Quels types de crédits propose l’ANSEJ ?
Comme vous le savez, l’ANSEJ a été créée en 1996, l’agence d’Aïn Defla a été ouverte en 1998. Pour bénéficier du dispositif d’aide à l’emploi de jeunes, il faut remplir certaines conditions dont l’âge du prétendant qui doit avoir entre 19 ans et 40 ans, le diplôme ou le certificat de qualification, un apport personnel et la justification de la condition de chômeur. Parmi les crédits alloués par l’ANSEJ au demandeur, nous avons le financement triangulaire (le demandeur, l’ANSEJ et la banque), le financement bilatéral (le promoteur et l’ANSEJ) et le financement personnel dans le cas où le jeune promoteur dispose de fonds propres mais qui veut seulement bénéficier des avantages octroyés dans le cadre du dispositif. Il y a des pourcentages en termes de participation du promoteur dans chaque type de financement (le crédit sans intérêt de l’ANSEJ et le crédit bancaire). Il y a aussi des seuils (-5 millions DA et + millions DA) qui sont autorisés. En fonction des seuils, on élabore la structure de l’investissement souhaité.
A votre avis, quels sont les projets ayant réussi à Aïn Defla ? Sachant la vocation de la wilaya, est-ce qu’on peut dire que c’est le créneau qui réussit le mieux ?

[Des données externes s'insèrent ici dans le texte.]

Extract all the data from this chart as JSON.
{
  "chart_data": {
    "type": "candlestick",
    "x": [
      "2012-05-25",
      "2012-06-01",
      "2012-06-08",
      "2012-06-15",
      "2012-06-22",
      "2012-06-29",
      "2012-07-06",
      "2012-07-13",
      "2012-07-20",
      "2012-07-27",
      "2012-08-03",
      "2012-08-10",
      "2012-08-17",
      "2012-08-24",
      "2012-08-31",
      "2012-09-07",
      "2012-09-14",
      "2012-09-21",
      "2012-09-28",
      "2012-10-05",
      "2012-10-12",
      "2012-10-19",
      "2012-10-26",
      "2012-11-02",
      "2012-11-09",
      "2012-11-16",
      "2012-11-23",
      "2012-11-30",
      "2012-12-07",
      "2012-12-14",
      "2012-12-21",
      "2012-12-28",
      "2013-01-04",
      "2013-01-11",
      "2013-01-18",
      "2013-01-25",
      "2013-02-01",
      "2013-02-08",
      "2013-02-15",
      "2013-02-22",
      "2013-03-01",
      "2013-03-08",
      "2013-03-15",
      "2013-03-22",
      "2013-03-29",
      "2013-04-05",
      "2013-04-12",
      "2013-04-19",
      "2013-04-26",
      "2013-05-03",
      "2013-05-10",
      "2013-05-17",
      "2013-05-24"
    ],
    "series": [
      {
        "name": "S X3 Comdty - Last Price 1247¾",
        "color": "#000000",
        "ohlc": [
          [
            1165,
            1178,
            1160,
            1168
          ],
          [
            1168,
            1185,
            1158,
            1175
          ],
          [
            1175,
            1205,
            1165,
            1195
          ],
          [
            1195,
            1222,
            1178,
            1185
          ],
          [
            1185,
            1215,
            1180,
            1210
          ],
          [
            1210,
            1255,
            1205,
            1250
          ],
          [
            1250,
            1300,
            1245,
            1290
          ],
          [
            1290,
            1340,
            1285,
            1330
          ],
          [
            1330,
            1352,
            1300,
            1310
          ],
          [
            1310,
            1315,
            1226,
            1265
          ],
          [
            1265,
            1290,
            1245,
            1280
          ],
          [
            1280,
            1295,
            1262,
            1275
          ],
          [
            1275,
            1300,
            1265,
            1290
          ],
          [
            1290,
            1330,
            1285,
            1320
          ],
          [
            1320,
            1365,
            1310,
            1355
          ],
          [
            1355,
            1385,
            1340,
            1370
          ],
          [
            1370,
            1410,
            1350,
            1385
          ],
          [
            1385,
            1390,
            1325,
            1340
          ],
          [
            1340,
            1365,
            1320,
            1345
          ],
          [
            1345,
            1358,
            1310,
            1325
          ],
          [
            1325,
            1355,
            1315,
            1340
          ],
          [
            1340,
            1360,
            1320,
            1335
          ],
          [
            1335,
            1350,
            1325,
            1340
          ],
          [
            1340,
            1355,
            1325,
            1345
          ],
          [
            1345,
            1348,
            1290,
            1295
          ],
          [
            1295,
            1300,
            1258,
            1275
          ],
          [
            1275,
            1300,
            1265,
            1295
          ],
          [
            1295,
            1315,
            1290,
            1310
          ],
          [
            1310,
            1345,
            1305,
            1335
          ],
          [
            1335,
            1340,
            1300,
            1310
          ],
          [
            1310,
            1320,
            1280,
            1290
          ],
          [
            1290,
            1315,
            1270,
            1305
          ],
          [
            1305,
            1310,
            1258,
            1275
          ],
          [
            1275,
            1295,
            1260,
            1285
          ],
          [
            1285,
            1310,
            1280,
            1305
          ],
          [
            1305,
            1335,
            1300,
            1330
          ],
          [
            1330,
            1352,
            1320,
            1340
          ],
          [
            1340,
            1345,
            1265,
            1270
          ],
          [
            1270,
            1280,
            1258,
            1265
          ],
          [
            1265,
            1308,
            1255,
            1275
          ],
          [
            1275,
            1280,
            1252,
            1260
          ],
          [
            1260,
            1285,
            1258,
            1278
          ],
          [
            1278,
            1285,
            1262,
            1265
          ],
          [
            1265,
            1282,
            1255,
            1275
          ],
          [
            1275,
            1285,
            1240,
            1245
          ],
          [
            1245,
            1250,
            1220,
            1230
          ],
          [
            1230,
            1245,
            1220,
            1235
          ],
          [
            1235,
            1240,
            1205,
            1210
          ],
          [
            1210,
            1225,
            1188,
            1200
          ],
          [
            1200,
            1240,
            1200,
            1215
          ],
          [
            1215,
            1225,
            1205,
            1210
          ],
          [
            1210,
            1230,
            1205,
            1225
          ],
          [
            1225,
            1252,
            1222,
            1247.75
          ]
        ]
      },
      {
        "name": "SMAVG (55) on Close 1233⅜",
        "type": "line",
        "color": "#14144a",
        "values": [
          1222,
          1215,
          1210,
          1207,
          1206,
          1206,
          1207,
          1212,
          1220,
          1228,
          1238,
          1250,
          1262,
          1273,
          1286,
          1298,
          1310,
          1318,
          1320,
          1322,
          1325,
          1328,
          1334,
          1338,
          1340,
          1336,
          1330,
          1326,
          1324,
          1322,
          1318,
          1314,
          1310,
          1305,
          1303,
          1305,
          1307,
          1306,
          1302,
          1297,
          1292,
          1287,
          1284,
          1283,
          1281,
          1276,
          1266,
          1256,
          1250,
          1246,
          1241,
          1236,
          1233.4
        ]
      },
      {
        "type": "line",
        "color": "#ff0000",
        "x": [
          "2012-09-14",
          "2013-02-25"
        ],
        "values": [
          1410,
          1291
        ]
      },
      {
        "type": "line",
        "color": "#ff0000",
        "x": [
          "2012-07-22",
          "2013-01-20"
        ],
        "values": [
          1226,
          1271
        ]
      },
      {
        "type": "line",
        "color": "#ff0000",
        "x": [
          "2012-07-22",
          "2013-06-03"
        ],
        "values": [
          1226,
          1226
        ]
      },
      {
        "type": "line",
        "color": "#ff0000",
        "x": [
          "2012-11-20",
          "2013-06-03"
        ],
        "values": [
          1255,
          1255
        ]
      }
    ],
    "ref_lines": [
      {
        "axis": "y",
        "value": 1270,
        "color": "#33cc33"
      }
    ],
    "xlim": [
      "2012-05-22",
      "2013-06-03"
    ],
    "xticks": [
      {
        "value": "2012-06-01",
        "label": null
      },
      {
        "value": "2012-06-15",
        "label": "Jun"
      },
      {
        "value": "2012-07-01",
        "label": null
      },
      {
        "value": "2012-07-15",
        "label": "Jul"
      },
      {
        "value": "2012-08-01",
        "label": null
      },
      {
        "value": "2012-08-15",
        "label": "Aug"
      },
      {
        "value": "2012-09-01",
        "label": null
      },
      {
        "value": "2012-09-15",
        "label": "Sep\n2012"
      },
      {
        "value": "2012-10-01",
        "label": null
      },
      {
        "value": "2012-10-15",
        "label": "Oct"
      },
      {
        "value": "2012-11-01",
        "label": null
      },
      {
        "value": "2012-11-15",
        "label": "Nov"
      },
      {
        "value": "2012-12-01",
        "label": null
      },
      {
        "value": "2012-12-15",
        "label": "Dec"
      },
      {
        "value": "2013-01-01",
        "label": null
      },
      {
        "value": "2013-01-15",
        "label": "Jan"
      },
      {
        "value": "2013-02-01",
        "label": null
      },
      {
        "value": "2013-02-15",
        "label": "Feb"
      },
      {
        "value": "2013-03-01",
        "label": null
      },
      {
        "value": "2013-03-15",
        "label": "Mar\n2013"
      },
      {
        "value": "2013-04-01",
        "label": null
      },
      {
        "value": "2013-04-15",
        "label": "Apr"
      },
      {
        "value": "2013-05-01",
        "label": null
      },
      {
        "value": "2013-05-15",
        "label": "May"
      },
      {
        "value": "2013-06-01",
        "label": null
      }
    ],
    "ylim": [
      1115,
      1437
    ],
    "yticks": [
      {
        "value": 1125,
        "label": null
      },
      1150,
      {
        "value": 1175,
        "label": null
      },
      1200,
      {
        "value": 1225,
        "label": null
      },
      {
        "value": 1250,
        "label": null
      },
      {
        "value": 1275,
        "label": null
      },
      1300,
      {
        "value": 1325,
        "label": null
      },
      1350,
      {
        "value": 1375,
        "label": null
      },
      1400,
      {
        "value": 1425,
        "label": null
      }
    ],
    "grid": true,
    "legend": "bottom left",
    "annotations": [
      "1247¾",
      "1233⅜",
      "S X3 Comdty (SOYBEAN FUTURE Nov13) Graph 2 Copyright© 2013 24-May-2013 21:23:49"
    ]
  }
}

Dans notre wilaya, je ne peux prétendre que tous les projets ont réussi dans ce secteur et dans d’autres, il y a des petites entreprises qui ont échoué pour diverses raisons, soit à cause du décès du promoteur, soit parce que leurs promoteurs ont eu des problèmes graves de santé physique ou mentale, soit que leurs entreprises ont été victimes de catastrophes naturelles, soit que les jeunes opérateur ont été escroqués par des fournisseurs… Ce sont des cas de force majeure qui les ont obligés à arrêter leur activité. En second lieu, il y a des entreprises qui sont en difficulté et qui ont cumulé quelques retards en matière de remboursement du crédit contracté. Nous les conseillons et les suivant pour qu’elles surmontent leurs difficultés conjoncturelles. Cependant, il y a une majorité d’entreprises qui ont réussi, notamment celles qui ont investi dans le créneau agricole comme la plasticulture, le maraichage, la location de matériel agricole…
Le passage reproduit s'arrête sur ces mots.